Le film raconte l’histoire d’une famille, d’un père avant tout, prêt à tous les sacrifices pour assurer à sa jeune fille, Eliza, de rentrer dans une prestigieuse école d’Angleterre. Pour cela, elle doit obtenir la plus haute note au baccalauréat, mais elle subit une agression qui va bouleverser ce projet ainsi que les principes moraux de cette famille dite “correcte”. En effet, Mungiu met en scène le dilemme face auquel se trouve Roméo, père de famille soucieux de l’avenir de sa fille, qui sacrifie ses valeurs et plonge tout entier dans le système corrompu de son pays. Le film repose donc sur la révélation de cet état de la Roumanie où il relève de la norme de monnayer son influence et ses services. Au milieu des policiers, médecins et correcteurs du bac corrompus, la famille d’Eliza est donc anormalement correcte et subit la pression psychologique, la violence physique qui régit la société roumaine. Finalement assez moral et psychologique, Mungiu parvient bien à mettre en lien les questions qu’il aborde avec sa mise en scène. D’abord par le choix de réaliser des plans longs et parfois des plans séquences. Lors des scènes de dialogues (d’ailleurs très bien écrits, tous très justes) il parvient à faire sentir la tension existante entre les personnages et invite le spectateur à lire entre les lignes, à comprendre les sous-entendus subtils que chacun glisse pour corrompre autrui. Lorsqu’il s’agit de plan sur Roméo, le silence et la longueur des plans laissent voir au spectateur les doutes traverser l’écran et à mesure que les secondes s’écoulent le personnage semble se décomposer sous nos yeux.

Bien qu’il aborde des thèmes moraux évidents, Mungiu reste subtil et humble vis-à-vis de son sujet, et de manière générale vis-à-vis de son film. D’une part, il ne cherche pas à réaliser des prouesses techniques, malgré la longueur de ses plans, mais il fait preuve d’une grande maîtrise ; d’autre part, son intention n’est pas de donner une leçon à son pays ; en cela la film est d’ailleurs peu optimiste… Il suffit de constater l’amertume des parents, revenus après 1991, avec l’espoir de changer les choses, sans y parvenir. Mungiu semble donc révéler la permanence d’une Roumanie figée dans ce cercle infernal de corruption qui gagne même les gens les plus honnêtes.
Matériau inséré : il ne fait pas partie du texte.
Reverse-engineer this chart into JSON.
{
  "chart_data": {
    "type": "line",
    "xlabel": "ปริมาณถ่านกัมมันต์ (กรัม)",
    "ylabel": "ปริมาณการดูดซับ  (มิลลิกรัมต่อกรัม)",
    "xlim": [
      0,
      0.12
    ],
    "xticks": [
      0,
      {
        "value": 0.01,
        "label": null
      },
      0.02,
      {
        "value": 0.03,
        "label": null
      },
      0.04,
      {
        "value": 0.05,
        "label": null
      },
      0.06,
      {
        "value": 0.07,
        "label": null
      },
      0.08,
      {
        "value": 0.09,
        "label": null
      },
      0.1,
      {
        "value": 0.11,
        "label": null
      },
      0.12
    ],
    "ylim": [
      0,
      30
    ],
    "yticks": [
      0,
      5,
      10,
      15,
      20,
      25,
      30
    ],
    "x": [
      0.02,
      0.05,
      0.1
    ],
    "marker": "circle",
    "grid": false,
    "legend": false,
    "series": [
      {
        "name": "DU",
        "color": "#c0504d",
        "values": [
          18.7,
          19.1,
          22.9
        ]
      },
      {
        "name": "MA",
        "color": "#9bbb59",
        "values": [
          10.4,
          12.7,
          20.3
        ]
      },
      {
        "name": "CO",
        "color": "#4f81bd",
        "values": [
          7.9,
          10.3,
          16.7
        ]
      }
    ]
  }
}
Intelligent, bien construit, écrit et réalisé, Baccalauréat part de quelque chose d’aussi anodin que l’obtention du baccalauréat pour se transformer en une sorte de chronique, peut-être plus morale que sociale, sur la Roumanie d’aujourd’hui. Si Baccalauréat n’est pas aussi frappant que l’avait été 4 mois, 3 semaines et 2 jours, il reste un film abouti sur de nombreux points.